We visualize the true vs predicted values using a violin plot:
# Prepare data for visualization
y_pred_test_df = pd.DataFrame(y_pred_ensemble, columns=y_test.columns)
y_pred_test_df['Sample_ID'] = test_ids.values
y_test_df = pd.DataFrame(y_test)
y_test_df['Sample_ID'] = test_ids.values
y_pred_test_df_mt = y_pred_test_df.melt(id_vars='Sample_ID')
y_test_df_mt = y_test_df.melt(id_vars='Sample_ID')
true_pred_values = pd.merge(y_test_df_mt,
y_pred_test_df_mt,
on=['Sample_ID', 'variable'],
suffixes=('_true', '_pred'))
# Create violin plot
sns.set(rc={'figure.figsize':(20.7,6.27)})
sns.set(style="white")
ax = sns.violinplot(data=true_pred_values, x='variable', y='value_pred', hue='value_true', inner="point", density_norm="count",
inner_kws=dict(box_width=15, whis_width=2, color=".8"))
ax.set_title('True vs Predicted Values for Each Cancer Type')
ax.set_xlabel('Cancer Type')
ax.set_ylabel('Predicted Probability')
plt.legend(title='True Value', labels=['Negative', 'Positive'])

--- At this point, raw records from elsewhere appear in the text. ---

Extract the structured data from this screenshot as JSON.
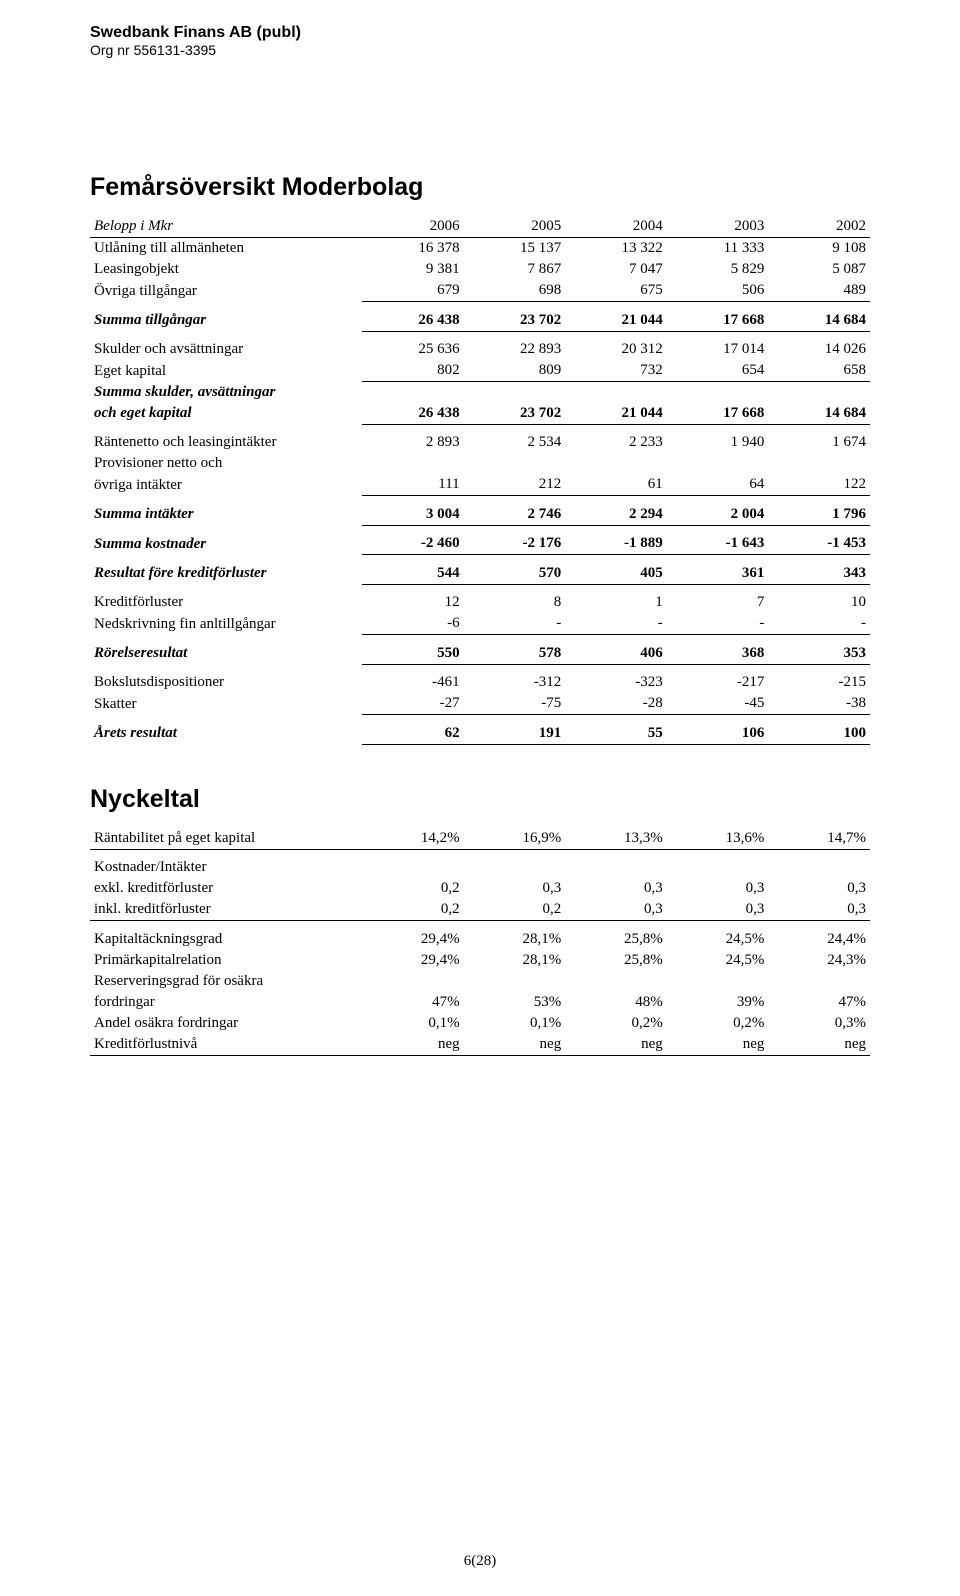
{
  "header": {
    "company": "Swedbank Finans AB (publ)",
    "orgnr": "Org nr 556131-3395"
  },
  "title1": "Femårsöversikt Moderbolag",
  "colhead": {
    "label": "Belopp i Mkr",
    "y2006": "2006",
    "y2005": "2005",
    "y2004": "2004",
    "y2003": "2003",
    "y2002": "2002"
  },
  "rows": {
    "utlaning": {
      "label": "Utlåning till allmänheten",
      "v": [
        "16 378",
        "15 137",
        "13 322",
        "11 333",
        "9 108"
      ]
    },
    "leasing": {
      "label": "Leasingobjekt",
      "v": [
        "9 381",
        "7 867",
        "7 047",
        "5 829",
        "5 087"
      ]
    },
    "ovriga_till": {
      "label": "Övriga tillgångar",
      "v": [
        "679",
        "698",
        "675",
        "506",
        "489"
      ]
    },
    "summa_till": {
      "label": "Summa tillgångar",
      "v": [
        "26 438",
        "23 702",
        "21 044",
        "17 668",
        "14 684"
      ]
    },
    "skulder": {
      "label": "Skulder och avsättningar",
      "v": [
        "25 636",
        "22 893",
        "20 312",
        "17 014",
        "14 026"
      ]
    },
    "eget_kap": {
      "label": "Eget kapital",
      "v": [
        "802",
        "809",
        "732",
        "654",
        "658"
      ]
    },
    "summa_sk1": {
      "label": "Summa skulder, avsättningar"
    },
    "summa_sk2": {
      "label": "och eget kapital",
      "v": [
        "26 438",
        "23 702",
        "21 044",
        "17 668",
        "14 684"
      ]
    },
    "rantenetto": {
      "label": "Räntenetto och leasingintäkter",
      "v": [
        "2 893",
        "2 534",
        "2 233",
        "1 940",
        "1 674"
      ]
    },
    "prov1": {
      "label": "Provisioner netto och"
    },
    "prov2": {
      "label": "övriga intäkter",
      "v": [
        "111",
        "212",
        "61",
        "64",
        "122"
      ]
    },
    "summa_int": {
      "label": "Summa intäkter",
      "v": [
        "3 004",
        "2 746",
        "2 294",
        "2 004",
        "1 796"
      ]
    },
    "summa_kost": {
      "label": "Summa kostnader",
      "v": [
        "-2 460",
        "-2 176",
        "-1 889",
        "-1 643",
        "-1 453"
      ]
    },
    "resultat_fk": {
      "label": "Resultat före kreditförluster",
      "v": [
        "544",
        "570",
        "405",
        "361",
        "343"
      ]
    },
    "kreditforl": {
      "label": "Kreditförluster",
      "v": [
        "12",
        "8",
        "1",
        "7",
        "10"
      ]
    },
    "nedskriv": {
      "label": "Nedskrivning fin anltillgångar",
      "v": [
        "-6",
        "-",
        "-",
        "-",
        "-"
      ]
    },
    "rorelse": {
      "label": "Rörelseresultat",
      "v": [
        "550",
        "578",
        "406",
        "368",
        "353"
      ]
    },
    "boksluts": {
      "label": "Bokslutsdispositioner",
      "v": [
        "-461",
        "-312",
        "-323",
        "-217",
        "-215"
      ]
    },
    "skatter": {
      "label": "Skatter",
      "v": [
        "-27",
        "-75",
        "-28",
        "-45",
        "-38"
      ]
    },
    "arets": {
      "label": "Årets resultat",
      "v": [
        "62",
        "191",
        "55",
        "106",
        "100"
      ]
    }
  },
  "title2": "Nyckeltal",
  "krows": {
    "rantab": {
      "label": "Räntabilitet på eget kapital",
      "v": [
        "14,2%",
        "16,9%",
        "13,3%",
        "13,6%",
        "14,7%"
      ]
    },
    "kost_int": {
      "label": "Kostnader/Intäkter"
    },
    "exkl": {
      "label": "  exkl. kreditförluster",
      "v": [
        "0,2",
        "0,3",
        "0,3",
        "0,3",
        "0,3"
      ]
    },
    "inkl": {
      "label": "  inkl. kreditförluster",
      "v": [
        "0,2",
        "0,2",
        "0,3",
        "0,3",
        "0,3"
      ]
    },
    "kaptack": {
      "label": "Kapitaltäckningsgrad",
      "v": [
        "29,4%",
        "28,1%",
        "25,8%",
        "24,5%",
        "24,4%"
      ]
    },
    "primkap": {
      "label": "Primärkapitalrelation",
      "v": [
        "29,4%",
        "28,1%",
        "25,8%",
        "24,5%",
        "24,3%"
      ]
    },
    "reserv1": {
      "label": "Reserveringsgrad för osäkra"
    },
    "reserv2": {
      "label": "fordringar",
      "v": [
        "47%",
        "53%",
        "48%",
        "39%",
        "47%"
      ]
    },
    "andel": {
      "label": "Andel osäkra fordringar",
      "v": [
        "0,1%",
        "0,1%",
        "0,2%",
        "0,2%",
        "0,3%"
      ]
    },
    "kreditniva": {
      "label": "Kreditförlustnivå",
      "v": [
        "neg",
        "neg",
        "neg",
        "neg",
        "neg"
      ]
    }
  },
  "footer": "6(28)"
}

In this analysis, we've demonstrated how to use an ensemble of supervised learning models to classify different types of kidney cancer based on gene expression data. We preprocessed the data, split it into training, validation, and test sets, and trained an ensemble of Random Forest, XGBoost, and LightGBM models. The results show promising accuracy in distinguishing between cancer subtypes, as visualized in the violin plot. This approach could have significant implications for personalized medicine and treatment strategies in kidney cancer.